The participants released a communiqué stating,

We, free peoples fighting for our national independence and human rights, assembled at Jamba, declare our solidarity with all freedom movements in the world and state our commitment to cooperate to liberate our nations from the Soviet Imperialists.

==1990s==

The National Assembly passed law 12/91 in May 1991, coinciding with the withdrawal of the last Cuban troops, defining Angola as a "democratic state based on the rule of law" with a multi-party system.
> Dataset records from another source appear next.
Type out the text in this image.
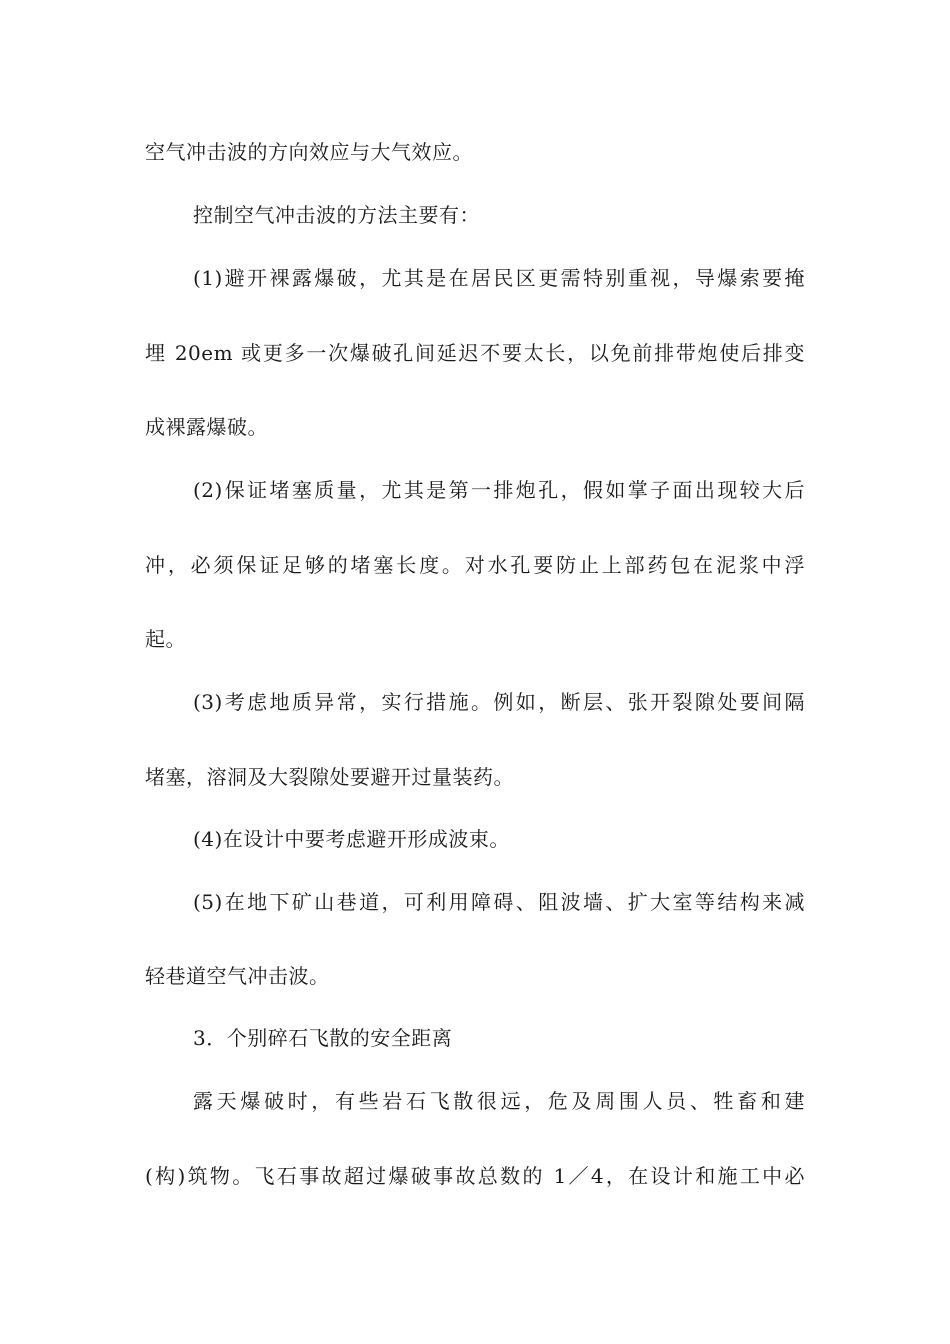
空气冲击波的方向效应与大气效应。
控制空气冲击波的方法主要有：
(1)避开裸露爆破，尤其是在居民区更需特别重视，导爆索要掩
埋 20em 或更多一次爆破孔间延迟不要太长，以免前排带炮使后排变
成裸露爆破。
(2)保证堵塞质量，尤其是第一排炮孔，假如掌子面出现较大后
冲，必须保证足够的堵塞长度。对水孔要防止上部药包在泥浆中浮
起。
(3)考虑地质异常，实行措施。例如，断层、张开裂隙处要间隔
堵塞，溶洞及大裂隙处要避开过量装药。
(4)在设计中要考虑避开形成波束。
(5)在地下矿山巷道，可利用障碍、阻波墙、扩大室等结构来减
轻巷道空气冲击波。
3．个别碎石飞散的安全距离
露天爆破时，有些岩石飞散很远，危及周围人员、牲畜和建
(构)筑物。飞石事故超过爆破事故总数的 1／4，在设计和施工中必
Observers met such changes with skepticism. American journalist Karl Maier wrote, "In the New Angola ideology is being replaced by the bottom line, as security and selling expertise in weaponry have become a very profitable business. With its wealth in oil and diamonds, Angola is like a big swollen carcass and the vultures are swirling overhead. Savimbi's former allies are switching sides, lured by the aroma of hard currency."